Self-consciously—as if he’d stumbled on the playground and people were watching—he righted himself and hopped to the floor, and was out of his dark, air-conditioned little room and halfway down the hall before it struck him how silent the house was. He crept downstairs to the kitchen (nobody around, driveway empty, his mom’s car keys gone) and poured himself a bowl of Giggle Pops and took it to the family room and switched on the television. A game show was on. He slurped up the cereal. Though the milk was cold enough, the crunchy pebbles scratched the roof of his mouth; they were strangely tasteless, not even sweet.

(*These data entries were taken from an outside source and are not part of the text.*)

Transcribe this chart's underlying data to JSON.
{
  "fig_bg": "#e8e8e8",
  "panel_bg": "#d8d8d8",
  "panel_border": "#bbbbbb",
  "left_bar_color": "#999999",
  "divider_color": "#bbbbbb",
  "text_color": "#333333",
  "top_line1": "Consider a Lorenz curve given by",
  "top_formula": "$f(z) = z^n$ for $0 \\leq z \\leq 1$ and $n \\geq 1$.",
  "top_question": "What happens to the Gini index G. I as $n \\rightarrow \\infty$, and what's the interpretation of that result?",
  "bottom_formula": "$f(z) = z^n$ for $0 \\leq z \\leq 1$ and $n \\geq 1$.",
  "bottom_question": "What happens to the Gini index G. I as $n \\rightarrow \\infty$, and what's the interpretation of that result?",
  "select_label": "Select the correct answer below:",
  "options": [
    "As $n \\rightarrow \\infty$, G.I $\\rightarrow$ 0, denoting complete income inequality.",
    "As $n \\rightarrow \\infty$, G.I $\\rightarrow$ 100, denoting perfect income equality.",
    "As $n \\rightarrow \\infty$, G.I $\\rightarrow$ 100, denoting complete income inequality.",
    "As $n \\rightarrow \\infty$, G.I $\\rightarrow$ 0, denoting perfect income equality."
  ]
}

The silent house made Hely uncomfortable. He was reminded of the awful morning after he and his older cousin Todd had taken a bottle of rum from a paper bag in the front seat of someone’s unlocked Lincoln, at the Country Club, and drunk about half of it. While Hely and Todd’s parents stood chatting at the poolside luau, nibbling cocktail sausages on toothpicks, he and Todd borrowed a golf cart, rammed it into a pine tree, though Hely remembered very little of this: the main thing he remembered was lying on his side and rolling down a steep hill behind the golf course over and over again. Later, when his stomach started hurting, Todd told him to go to the buffet and eat as many cocktail weenies as fast as he could and that would make it stop. He’d vomited on his knees in the parking lot behind somebody’s Cadillac, while Todd laughed so hard that his mean, freckled face turned tomato-red. Though Hely didn’t remember it, somehow he’d walked home and got in his bed and gone to sleep. When he woke the next morning, the house was empty: they’d all gone to Memphis without him, to drive Todd and his parents back to the airport.